In this Institute of Economic Affairs podcast, Daniel Freeman interviews Professor Bas van Bavel, a distinguished professor at the University of Utrecht and author of “The Invisible Hand: How Market Economies Have Emerged and Declined Since 500 A.D.” The conversation examines how market economies emerged in medieval Europe, why some regions developed competitive markets for land, labour and capital while others did not, and what caused Europe to pull ahead of the Middle East economically during this period. Professor van Bavel explains the crucial distinction between output markets and input markets, arguing that true market economies only emerge when there are functioning markets for the factors of production.
The discussion traces how northern Italy first developed input markets in the 10th and 11th centuries as ordinary people organised themselves to break aristocratic power, followed by similar developments in the Low Countries. They explore why urbanisation alone wasn’t decisive for market development, how security of property rights encouraged investment in expensive capital goods like mills, and the role of associational organisations in medieval European economic growth.

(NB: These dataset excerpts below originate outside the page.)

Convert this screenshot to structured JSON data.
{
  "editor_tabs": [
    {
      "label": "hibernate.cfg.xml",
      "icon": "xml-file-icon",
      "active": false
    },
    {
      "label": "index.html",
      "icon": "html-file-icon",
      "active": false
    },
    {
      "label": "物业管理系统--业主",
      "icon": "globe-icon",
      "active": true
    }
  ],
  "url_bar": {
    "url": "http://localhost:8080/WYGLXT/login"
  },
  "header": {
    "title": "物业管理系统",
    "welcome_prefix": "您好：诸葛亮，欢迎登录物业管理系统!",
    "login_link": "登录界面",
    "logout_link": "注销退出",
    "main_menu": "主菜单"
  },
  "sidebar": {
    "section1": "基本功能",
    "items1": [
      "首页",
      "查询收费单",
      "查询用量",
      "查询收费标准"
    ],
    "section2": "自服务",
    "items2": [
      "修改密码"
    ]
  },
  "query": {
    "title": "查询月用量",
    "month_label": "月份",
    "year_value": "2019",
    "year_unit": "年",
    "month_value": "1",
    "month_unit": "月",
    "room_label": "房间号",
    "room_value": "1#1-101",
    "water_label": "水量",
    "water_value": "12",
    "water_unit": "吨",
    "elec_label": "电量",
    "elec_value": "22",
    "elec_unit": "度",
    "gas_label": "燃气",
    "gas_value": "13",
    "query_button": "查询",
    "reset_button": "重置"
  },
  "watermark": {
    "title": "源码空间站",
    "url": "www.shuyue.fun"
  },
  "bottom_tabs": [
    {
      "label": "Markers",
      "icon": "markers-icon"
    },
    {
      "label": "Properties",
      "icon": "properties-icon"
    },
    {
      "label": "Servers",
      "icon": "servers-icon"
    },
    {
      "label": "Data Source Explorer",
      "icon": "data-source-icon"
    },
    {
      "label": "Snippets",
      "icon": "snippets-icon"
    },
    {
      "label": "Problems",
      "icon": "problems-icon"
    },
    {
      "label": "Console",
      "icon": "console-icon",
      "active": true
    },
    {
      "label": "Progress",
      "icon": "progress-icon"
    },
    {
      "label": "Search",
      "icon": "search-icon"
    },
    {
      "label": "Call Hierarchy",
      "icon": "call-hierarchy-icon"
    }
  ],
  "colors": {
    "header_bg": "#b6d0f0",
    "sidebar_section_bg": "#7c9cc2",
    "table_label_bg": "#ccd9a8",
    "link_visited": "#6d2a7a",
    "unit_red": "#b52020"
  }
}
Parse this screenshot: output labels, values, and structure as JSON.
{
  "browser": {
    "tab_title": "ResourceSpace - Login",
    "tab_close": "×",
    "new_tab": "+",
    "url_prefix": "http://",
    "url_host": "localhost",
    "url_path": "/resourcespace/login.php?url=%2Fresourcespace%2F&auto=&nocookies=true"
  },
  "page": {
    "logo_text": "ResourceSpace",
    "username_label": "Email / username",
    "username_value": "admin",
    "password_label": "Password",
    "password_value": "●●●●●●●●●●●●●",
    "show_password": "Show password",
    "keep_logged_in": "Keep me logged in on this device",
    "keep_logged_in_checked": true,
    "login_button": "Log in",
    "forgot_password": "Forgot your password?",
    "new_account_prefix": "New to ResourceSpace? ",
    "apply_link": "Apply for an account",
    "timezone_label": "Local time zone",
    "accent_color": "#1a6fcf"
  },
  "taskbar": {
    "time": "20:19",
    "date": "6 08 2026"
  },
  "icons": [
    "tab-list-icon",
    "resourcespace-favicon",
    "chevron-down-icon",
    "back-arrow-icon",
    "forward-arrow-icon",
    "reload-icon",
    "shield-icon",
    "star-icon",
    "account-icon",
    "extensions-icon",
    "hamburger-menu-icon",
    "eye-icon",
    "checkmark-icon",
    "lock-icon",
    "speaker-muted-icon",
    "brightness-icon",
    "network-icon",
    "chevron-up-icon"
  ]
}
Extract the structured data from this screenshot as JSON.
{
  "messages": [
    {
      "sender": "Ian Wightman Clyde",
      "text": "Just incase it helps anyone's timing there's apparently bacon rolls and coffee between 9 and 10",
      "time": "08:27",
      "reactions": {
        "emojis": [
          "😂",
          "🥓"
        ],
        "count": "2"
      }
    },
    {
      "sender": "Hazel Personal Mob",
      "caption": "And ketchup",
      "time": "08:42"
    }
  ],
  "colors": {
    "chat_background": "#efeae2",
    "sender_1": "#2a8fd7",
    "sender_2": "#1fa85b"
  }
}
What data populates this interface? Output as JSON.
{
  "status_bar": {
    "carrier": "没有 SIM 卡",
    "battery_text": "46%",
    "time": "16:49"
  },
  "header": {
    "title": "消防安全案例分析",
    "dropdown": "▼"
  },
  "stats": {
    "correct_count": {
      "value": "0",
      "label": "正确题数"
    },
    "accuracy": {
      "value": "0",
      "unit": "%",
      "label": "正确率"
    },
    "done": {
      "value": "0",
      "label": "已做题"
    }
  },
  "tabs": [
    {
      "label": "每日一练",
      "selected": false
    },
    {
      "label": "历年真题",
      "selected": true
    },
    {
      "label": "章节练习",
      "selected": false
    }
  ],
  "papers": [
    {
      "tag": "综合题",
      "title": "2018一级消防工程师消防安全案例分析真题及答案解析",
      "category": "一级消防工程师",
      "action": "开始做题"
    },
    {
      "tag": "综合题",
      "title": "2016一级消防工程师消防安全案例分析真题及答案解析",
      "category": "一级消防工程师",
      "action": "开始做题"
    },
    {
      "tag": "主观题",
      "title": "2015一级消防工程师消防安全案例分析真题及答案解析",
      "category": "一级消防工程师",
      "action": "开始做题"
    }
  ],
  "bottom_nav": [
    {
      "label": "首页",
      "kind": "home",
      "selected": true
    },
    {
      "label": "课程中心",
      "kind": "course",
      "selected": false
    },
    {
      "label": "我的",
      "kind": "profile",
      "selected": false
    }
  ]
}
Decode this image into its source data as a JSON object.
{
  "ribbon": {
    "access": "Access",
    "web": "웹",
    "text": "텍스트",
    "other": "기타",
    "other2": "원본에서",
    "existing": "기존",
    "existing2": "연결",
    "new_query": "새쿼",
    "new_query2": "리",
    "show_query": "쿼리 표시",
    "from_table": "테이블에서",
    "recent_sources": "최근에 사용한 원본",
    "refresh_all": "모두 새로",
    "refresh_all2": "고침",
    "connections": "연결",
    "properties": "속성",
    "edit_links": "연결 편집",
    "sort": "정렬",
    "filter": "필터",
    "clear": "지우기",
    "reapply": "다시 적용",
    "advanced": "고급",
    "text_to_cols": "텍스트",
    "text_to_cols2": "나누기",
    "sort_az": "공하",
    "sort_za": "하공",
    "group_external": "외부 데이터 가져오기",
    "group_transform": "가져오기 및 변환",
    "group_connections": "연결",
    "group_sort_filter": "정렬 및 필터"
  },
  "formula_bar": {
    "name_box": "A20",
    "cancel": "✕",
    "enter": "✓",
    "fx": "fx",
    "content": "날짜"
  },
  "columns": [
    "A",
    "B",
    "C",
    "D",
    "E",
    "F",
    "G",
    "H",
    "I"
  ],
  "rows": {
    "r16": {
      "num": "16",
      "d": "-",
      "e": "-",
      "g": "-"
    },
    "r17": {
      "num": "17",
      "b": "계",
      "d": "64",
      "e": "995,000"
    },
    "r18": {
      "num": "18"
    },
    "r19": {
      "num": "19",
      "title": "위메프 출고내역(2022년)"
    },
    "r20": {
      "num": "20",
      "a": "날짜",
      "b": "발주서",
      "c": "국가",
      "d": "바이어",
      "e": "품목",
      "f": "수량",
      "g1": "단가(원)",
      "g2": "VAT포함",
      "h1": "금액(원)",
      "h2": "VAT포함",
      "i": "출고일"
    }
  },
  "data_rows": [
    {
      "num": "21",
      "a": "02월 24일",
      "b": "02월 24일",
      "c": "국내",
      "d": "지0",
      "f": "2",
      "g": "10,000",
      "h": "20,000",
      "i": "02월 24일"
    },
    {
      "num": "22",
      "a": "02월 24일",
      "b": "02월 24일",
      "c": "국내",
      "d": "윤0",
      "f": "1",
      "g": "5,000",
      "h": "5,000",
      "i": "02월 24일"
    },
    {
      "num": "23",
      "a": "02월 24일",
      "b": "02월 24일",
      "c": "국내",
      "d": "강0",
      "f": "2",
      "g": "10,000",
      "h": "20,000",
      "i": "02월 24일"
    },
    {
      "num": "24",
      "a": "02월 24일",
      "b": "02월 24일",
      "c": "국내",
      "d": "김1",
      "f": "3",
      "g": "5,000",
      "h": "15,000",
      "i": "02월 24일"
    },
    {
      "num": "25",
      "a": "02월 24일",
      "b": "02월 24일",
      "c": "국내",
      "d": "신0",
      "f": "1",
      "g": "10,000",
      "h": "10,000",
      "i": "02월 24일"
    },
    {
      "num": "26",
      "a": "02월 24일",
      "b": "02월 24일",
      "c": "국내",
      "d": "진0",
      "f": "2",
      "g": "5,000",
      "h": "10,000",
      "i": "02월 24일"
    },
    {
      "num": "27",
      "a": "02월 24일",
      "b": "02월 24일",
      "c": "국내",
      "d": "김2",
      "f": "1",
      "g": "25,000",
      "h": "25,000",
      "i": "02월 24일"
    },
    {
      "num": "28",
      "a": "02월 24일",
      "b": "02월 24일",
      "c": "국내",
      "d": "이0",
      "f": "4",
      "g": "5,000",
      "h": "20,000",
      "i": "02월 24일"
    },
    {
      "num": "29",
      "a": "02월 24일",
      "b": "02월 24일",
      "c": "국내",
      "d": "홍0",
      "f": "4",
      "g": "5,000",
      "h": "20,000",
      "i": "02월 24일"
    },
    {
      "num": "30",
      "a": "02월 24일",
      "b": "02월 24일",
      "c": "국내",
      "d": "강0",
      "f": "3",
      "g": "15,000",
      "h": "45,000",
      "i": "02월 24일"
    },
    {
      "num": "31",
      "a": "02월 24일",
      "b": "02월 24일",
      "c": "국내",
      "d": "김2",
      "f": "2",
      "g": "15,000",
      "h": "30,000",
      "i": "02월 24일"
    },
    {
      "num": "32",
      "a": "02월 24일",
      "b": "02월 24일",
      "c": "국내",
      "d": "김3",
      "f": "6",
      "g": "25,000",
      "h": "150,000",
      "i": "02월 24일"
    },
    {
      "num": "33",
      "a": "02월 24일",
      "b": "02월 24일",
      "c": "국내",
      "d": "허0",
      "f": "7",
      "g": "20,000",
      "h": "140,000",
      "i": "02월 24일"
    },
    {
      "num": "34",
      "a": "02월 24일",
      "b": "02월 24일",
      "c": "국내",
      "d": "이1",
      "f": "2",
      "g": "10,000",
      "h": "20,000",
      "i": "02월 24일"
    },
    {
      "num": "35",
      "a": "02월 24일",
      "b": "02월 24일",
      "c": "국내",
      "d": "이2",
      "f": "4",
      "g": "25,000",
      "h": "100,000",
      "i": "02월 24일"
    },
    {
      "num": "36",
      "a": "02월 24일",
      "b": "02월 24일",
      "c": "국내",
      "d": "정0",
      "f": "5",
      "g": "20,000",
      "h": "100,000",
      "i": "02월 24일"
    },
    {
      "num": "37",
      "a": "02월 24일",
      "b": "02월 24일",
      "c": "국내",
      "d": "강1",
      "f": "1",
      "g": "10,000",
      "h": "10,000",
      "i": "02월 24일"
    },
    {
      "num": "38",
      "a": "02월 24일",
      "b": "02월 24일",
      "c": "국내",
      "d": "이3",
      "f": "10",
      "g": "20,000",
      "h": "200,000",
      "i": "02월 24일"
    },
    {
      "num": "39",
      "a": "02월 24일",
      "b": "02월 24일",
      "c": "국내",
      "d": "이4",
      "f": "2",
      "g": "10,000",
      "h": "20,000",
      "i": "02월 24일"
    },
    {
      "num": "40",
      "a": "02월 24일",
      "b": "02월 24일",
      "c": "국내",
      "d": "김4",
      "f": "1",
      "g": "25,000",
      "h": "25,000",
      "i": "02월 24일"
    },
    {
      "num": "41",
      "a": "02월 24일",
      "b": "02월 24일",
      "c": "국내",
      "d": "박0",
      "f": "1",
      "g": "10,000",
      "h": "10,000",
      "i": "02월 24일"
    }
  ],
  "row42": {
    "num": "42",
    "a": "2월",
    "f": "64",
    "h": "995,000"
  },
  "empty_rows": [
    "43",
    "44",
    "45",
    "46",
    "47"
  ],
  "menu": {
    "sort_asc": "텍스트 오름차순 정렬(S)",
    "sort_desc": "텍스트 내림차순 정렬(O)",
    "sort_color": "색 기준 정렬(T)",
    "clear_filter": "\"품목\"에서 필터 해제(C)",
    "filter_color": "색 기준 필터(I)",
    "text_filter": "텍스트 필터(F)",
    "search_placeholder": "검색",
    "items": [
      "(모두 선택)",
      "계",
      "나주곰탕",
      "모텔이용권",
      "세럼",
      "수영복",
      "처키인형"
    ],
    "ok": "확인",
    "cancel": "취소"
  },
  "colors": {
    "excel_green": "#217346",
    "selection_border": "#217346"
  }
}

The conversation also covers why the Islamic world, despite having advanced markets in early medieval Iraq, failed to maintain this advantage.
The interview concludes with Professor van Bavel’s analysis of how market economies tend to decline through a self-reinforcing process of wealth accumulation. He argues that wealthy elites use economic leverage to dominate markets, control states through financial means, and eventually reshape market rules to serve their interests. This pattern, he suggests, can be observed across multiple historical market economies from medieval Italy and the Low Countries to modern America. They debate whether this process is inevitable, how Britain’s relatively oligarchical 18th century led to the Industrial Revolution, and whether contemporary sclerosis in growth stems from elite capture or other factors like housing constraints.